Student’s Guide - Review
If you are already a graduate student and are wondering if this book can help you, it really depends on the program that you are in. While most doctorate programs, by their nature, require involvement and personal interaction with faculty, many master’s degree programs do not. This book has some useful tips on how to connect more with your professors and get the most out of your time with them.

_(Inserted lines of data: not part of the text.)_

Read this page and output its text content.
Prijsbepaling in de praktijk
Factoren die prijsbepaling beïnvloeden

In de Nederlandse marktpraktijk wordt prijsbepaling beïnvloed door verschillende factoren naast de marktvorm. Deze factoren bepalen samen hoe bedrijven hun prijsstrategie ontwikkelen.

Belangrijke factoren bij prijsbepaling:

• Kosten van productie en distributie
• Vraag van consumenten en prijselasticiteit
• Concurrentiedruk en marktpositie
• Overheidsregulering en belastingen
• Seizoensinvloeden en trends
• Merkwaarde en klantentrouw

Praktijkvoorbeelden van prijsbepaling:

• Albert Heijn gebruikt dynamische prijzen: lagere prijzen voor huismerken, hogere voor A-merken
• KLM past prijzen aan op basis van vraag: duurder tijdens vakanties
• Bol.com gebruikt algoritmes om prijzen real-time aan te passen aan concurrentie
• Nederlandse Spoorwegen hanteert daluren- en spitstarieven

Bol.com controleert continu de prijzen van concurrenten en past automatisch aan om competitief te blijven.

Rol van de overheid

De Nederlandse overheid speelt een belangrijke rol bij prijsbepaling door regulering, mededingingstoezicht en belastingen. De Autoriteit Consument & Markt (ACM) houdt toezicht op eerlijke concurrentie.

I will admit that in the earlier chapters some of it seemed repetitive. The author reiterates a bit too often that how much a student gets out of college is dependent more on the student than the school. Despite the repetitiveness, some of the supporting evidence is very interesting. One of the most interesting pieces was on the U.S. News Ratings that are released each year. The author provides information showing that college rating systems are not very objective or reliable. I found most of the book interesting and the advice useful. However, I don’t agree with the author on his tip “Don’t Worry Too Much about the Job Prospects of the Major” though. While I agree that most companies expect to train you how to do the job, where I disagree is the suggestion that you should disregard the meaningfulness of a major entirely. When you are competing against dozens of other recent college grads for a position in a tight job market, relevant coursework that taught you some basics that would be important in the position might be the thing that pushes you to the top of the pile.
Chapter 8 is dedicated to the topic of going to graduate school. There are definitely things that I read in this book that I wish I had thought of before getting my MBA and that I will take into account as I consider pursuing a doctorate. The author offers practical advice and specific tips and steps to take. Whether you decide to borrow this book from your library or buy it…it’s a worthwhile read.
I borrowed this book from my local library.